Embora alguns ainda questionem, não há dúvidas sobre essa obrigação legal. Mas diante deste verdadeiro Manicômio Tributário(!) que vivemos, muito mais que obrigação legal, o contador é fator fundamental para o sucesso para qualquer empreendedor!

A internet é uma importante ferramenta que pode auxiliar o empreendedor em diversos temas do seu negócio, mas é preciso ter muito cuidado, pois na internet qualquer pessoa pode falar o que quiser sem nenhum tipo filtro, gerando assim muitas informações incorretas, fornecidas por pessoas sem o devido conhecimento.

Um exemplo disso é a malfada afirmação de que “Micro e Pequena empresa não precisa de Contador” ou “Empresa no Simples não precisa de contador”.

Esse boato começou e foi alimentado por causa de uma má interpretação da lei e, em larga escala, por causa de pessoas mal intencionadas que procuravam vender facilidades ou ganhar vantagens aqui e ali. Mas o pior é que muitos empreendedores acabaram acreditando e tentando tocar seus negócios sem um contador, a consequência foi que muitos acabaram enrolados em meio à complexa legislação brasileira, deixaram de atender a uma série de obrigações e acabaram pagando um alto preço por isto.
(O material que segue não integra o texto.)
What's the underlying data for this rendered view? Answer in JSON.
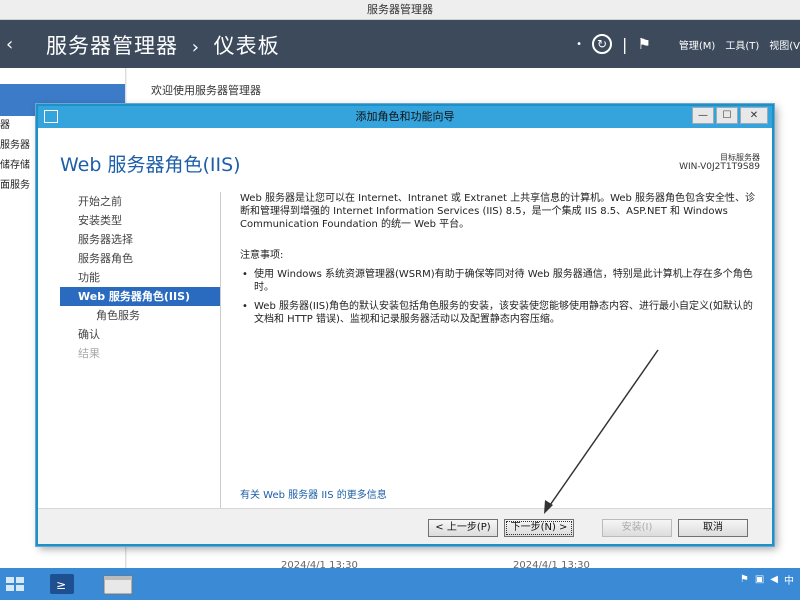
{
  "window": {
    "title": "服务器管理器"
  },
  "header": {
    "breadcrumb_root": "服务器管理器",
    "breadcrumb_sep": "›",
    "breadcrumb_current": "仪表板",
    "menu_manage": "管理(M)",
    "menu_tools": "工具(T)",
    "menu_view": "视图(V"
  },
  "left_nav": {
    "items": [
      "器",
      "服务器",
      "储存储",
      "面服务"
    ]
  },
  "main": {
    "welcome": "欢迎使用服务器管理器",
    "tile_date_1": "2024/4/1 13:30",
    "tile_date_2": "2024/4/1 13:30"
  },
  "wizard": {
    "title": "添加角色和功能向导",
    "heading": "Web 服务器角色(IIS)",
    "target_label": "目标服务器",
    "target_name": "WIN-V0J2T1T9S89",
    "steps": [
      {
        "label": "开始之前",
        "state": "normal"
      },
      {
        "label": "安装类型",
        "state": "normal"
      },
      {
        "label": "服务器选择",
        "state": "normal"
      },
      {
        "label": "服务器角色",
        "state": "normal"
      },
      {
        "label": "功能",
        "state": "normal"
      },
      {
        "label": "Web 服务器角色(IIS)",
        "state": "active"
      },
      {
        "label": "角色服务",
        "state": "sub"
      },
      {
        "label": "确认",
        "state": "normal"
      },
      {
        "label": "结果",
        "state": "disabled"
      }
    ],
    "intro": "Web 服务器是让您可以在 Internet、Intranet 或 Extranet 上共享信息的计算机。Web 服务器角色包含安全性、诊断和管理得到增强的 Internet Information Services (IIS) 8.5，是一个集成 IIS 8.5、ASP.NET 和 Windows Communication Foundation 的统一 Web 平台。",
    "notes_title": "注意事项:",
    "notes": [
      "使用 Windows 系统资源管理器(WSRM)有助于确保等同对待 Web 服务器通信，特别是此计算机上存在多个角色时。",
      "Web 服务器(IIS)角色的默认安装包括角色服务的安装，该安装使您能够使用静态内容、进行最小自定义(如默认的文档和 HTTP 错误)、监视和记录服务器活动以及配置静态内容压缩。"
    ],
    "more_link": "有关 Web 服务器 IIS 的更多信息",
    "buttons": {
      "prev": "< 上一步(P)",
      "next": "下一步(N) >",
      "install": "安装(I)",
      "cancel": "取消"
    },
    "controls": {
      "minimize": "—",
      "maximize": "☐",
      "close": "✕"
    }
  },
  "colors": {
    "header_bg": "#3c4a5c",
    "accent": "#2b6bbf",
    "wizard_border": "#1e90c8",
    "taskbar": "#3a8ad6"
  }
}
Para esclarecer e fundamentar legalmente a obrigatoriedade do contador e entender o porquê desta confusão é preciso ir ao art. 1.179 do Código Civil, que determina a obrigatoriedade das empresas seguirem um sistema de contabilidade, mas estabelece também, no seu § 2º, a dispensa desta exigência para o pequeno empresário, remetendo o conceito de pequeno empresário ao art. 970 do mesmo Código. No entanto o art. 970 apenas determina que uma Lei deva estabelecer o tratamento favorecido ao pequeno empresário, sem defini-lo.
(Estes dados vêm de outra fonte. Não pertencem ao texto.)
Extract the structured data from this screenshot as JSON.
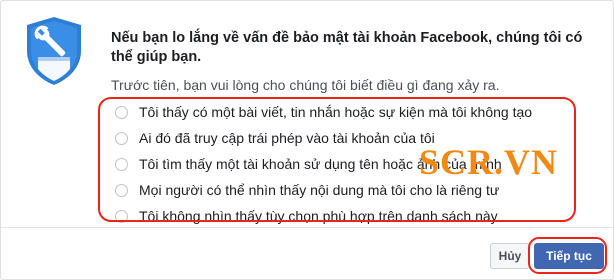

A partir da publicação da Lei Complementar 123/06 (que criou o Simples Nacional) e da leitura destes artigos do Código Civil, muitas pessoas passaram então a dizer que as empresas enquadradas no Simples não precisavam de Contador, não precisavam fazerContabilidade. Mas esta é uma interpretação errada e superficial, o art. 970 diz que a Lei vai estabelecer o tratamento diferenciado, mas é a Lei quem vai dizer que tratamento é este, portanto, é preciso ler a Lei na sua íntegra, e não partir de presunções a partir do seu título ou do que quer que seja.

Ora, e não precisa nenhuma leitura mais aprofundada ou grande estudo para entender o erro grosseiro da afirmação de que Micro e Pequenas Empresas não precisam de contador, pois o art. 68 da LC 123/06 diz expressamente e de forma bem clara que o pequeno empresário a que se refere o Código Civil como dispensado da Escrituração Contábil é o MEI – Micro Empreendedor Individual – e apenas oMEI.

Diante disto fica claro a falta de conhecimento, ou a má-fé mesmo, de quem insiste em dizer que as empresas do Simples não precisam decontabilidade ou de contador.

Há ainda quem se agarre a outros artigos da LC 123/06 para tentar chegar a esta conclusão, mas o art. 68 é expresso e claro. Além disso, o art. 27 da mesma Lei outorga ao Comitê Gestor do Simples Nacional a função de regulamentar a contabilidade que deve ser apresentada pelas empresas optantes pelo Simples Nacional, ou seja, a Lei traça apenas os parâmetros, mas quem deve tratar dos pormenores, quem deve regulamentar, é o Comitê Gestor.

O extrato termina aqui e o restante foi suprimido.